“È tutto nelle mani della Fifa: secondo il regolamento 6.7 il Consiglio Fifa può decidere su suggerimento dell’amministrazione. Quindi decide Infantino e poi fa votare il Consiglio dando il suggerimento che è meglio seguire”. Con queste parole Evelina Christillin, già rappresentante Uefa nel consiglio Fifa, è intervenuta ai microfoni di Radio Anch’io Sport su Rai Radio 1 per commentare l’ipotesi di un eventuale ripescaggio dell’Italia ai Mondiali di calcio nel caso in cui l’Iran dovesse rinunciare. “Vedo abbastanza difficile la partecipazione dell’Iran al Mondiale – precisa – Il presidente della federcalcio iraniana ha detto che vogliono giocare, mentre il governo iraniano mi sembra molto più prudente. Manca un mese e mezzo all’inizio del Mondiale, veramente difficile immaginare la loro partecipazione, anche se io me lo auguro”.

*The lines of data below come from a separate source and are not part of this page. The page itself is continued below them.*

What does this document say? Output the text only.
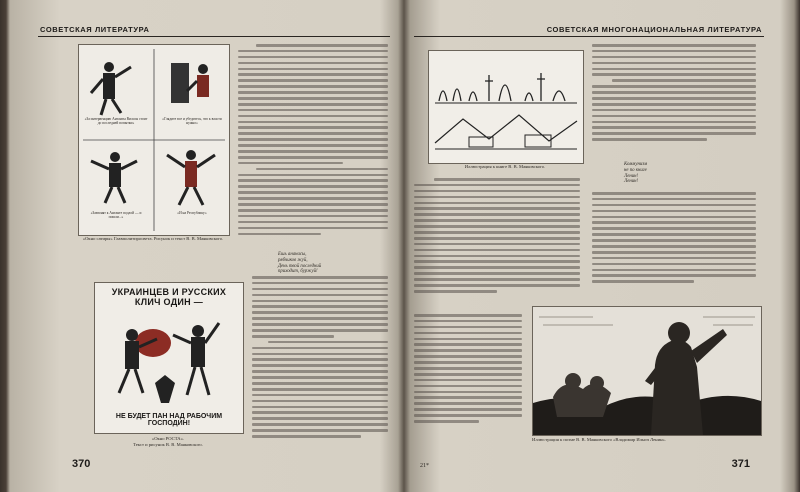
СОВЕТСКАЯ ЛИТЕРАТУРА
«За интервенцию Антанты Вилсон стоит до последней попытки»
«Глядите все и убедитесь, что к власти нужно»
«Зазвонят к Антанте подлой — и пошли...»
«И на Республику»
«Окно сатиры» Главполитпросвета. Рисунок и текст В. В. Маяковского.
Ешь ананасы,
рябчиков жуй,
День твой последний
приходит, буржуй!
УКРАИНЦЕВ И РУССКИХ КЛИЧ ОДИН —
НЕ БУДЕТ ПАН НАД РАБОЧИМ ГОСПОДИН!
«Окно РОСТА».
Текст и рисунок В. В. Маяковского.
370
СОВЕТСКАЯ МНОГОНАЦИОНАЛЬНАЯ ЛИТЕРАТУРА
Иллюстрация к книге В. В. Маяковского.	Коммунизм
не по книге
Ленин!
Ленин!
Иллюстрация к поэме В. В. Маяковского «Владимир Ильич Ленин».
21*	371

Proseguendo nella sua analisi, Christillin ha ricordato la posizione dell’Italia nel ranking internazionale, sottolineando come sia la migliore tra le squadre escluse: “L’Italia – aggiunge Christillin – ha il ranking più alto delle escluse, 12esima. Gli Emirati Arabi Uniti sono la prima squadra non qualificata dell’Afc, la confederazione asiatica. Permettermi un suggerimento di cuore: l’anno scorso, con un rigore piuttosto inesistente al 97′, la Palestina è stata eliminata dall’Oman nelle qualificazioni asiatiche. Sarebbe un bel gesto ripescare Palestina in questo momento“.

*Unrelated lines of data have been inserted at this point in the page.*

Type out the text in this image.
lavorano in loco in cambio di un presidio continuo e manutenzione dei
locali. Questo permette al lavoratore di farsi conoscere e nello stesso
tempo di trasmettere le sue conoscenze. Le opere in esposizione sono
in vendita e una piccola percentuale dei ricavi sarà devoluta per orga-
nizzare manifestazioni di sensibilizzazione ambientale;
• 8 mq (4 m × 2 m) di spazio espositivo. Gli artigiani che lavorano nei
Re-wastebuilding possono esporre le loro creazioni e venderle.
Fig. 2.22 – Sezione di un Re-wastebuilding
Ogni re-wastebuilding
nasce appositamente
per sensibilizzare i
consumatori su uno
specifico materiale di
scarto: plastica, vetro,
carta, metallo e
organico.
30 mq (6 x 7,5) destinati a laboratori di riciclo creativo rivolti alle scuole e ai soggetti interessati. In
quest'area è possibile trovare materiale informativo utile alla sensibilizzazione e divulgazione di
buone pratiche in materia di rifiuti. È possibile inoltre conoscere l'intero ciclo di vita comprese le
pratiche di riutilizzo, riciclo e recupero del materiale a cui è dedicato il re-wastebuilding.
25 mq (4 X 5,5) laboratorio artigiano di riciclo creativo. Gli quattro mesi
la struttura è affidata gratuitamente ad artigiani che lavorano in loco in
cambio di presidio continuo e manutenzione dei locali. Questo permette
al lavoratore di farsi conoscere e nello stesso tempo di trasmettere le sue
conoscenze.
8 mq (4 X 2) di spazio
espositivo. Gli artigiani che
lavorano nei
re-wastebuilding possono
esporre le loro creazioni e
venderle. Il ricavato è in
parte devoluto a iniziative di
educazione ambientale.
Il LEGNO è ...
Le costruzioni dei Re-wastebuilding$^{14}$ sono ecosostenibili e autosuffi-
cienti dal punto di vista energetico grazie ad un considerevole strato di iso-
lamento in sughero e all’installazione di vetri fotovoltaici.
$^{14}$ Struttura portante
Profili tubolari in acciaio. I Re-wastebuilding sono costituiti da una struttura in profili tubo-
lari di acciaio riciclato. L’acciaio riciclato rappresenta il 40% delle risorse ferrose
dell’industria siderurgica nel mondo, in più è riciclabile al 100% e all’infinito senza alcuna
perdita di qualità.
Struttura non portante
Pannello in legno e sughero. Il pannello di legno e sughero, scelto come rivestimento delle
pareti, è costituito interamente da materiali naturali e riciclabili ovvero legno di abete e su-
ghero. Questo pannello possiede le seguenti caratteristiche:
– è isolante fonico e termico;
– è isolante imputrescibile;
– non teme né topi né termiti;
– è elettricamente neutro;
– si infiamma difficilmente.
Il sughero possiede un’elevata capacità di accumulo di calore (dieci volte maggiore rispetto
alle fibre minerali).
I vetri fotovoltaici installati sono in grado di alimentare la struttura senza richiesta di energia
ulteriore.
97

Si è anche parlato della possibile introduzione di uno spareggio straordinario che potrebbe includere la Nazionale italiana. Tuttavia, Christillin ha espresso qualche perplessità su questa eventualità: “Pensare di qualificarsi per il rotto della cuffia – conclude Christillin – perché un’altra nazionale non può giocare è un po’ umiliante per una Nazionale che ha vinto quattro Mondiali”.
Nel corso dell’intervista si è affrontato anche il tema della futura guida della Federazione italiana. “Da grande amica di Malagò e avendo lavorato tanto con lui, soprattutto in campo olimpico ma anche in giunta Coni in tempi lontani, penso che Giovanni abbia dimostrato sul campo quello che sa fare. È una partita tutta da giocare, con il sistema elettorale ancora in vigore in Federcalcio e le suddivisioni in percentuali delle varie componenti. Bisognerà vedere anche quali saranno i programmi proposti da entrambi, a partire dalla diminuzione delle squadre del campionato di Serie A. Sono tante le riforme da fare, soprattutto gli investimenti sui giovani, sugli italiani, sui vivai e sugli impianti”.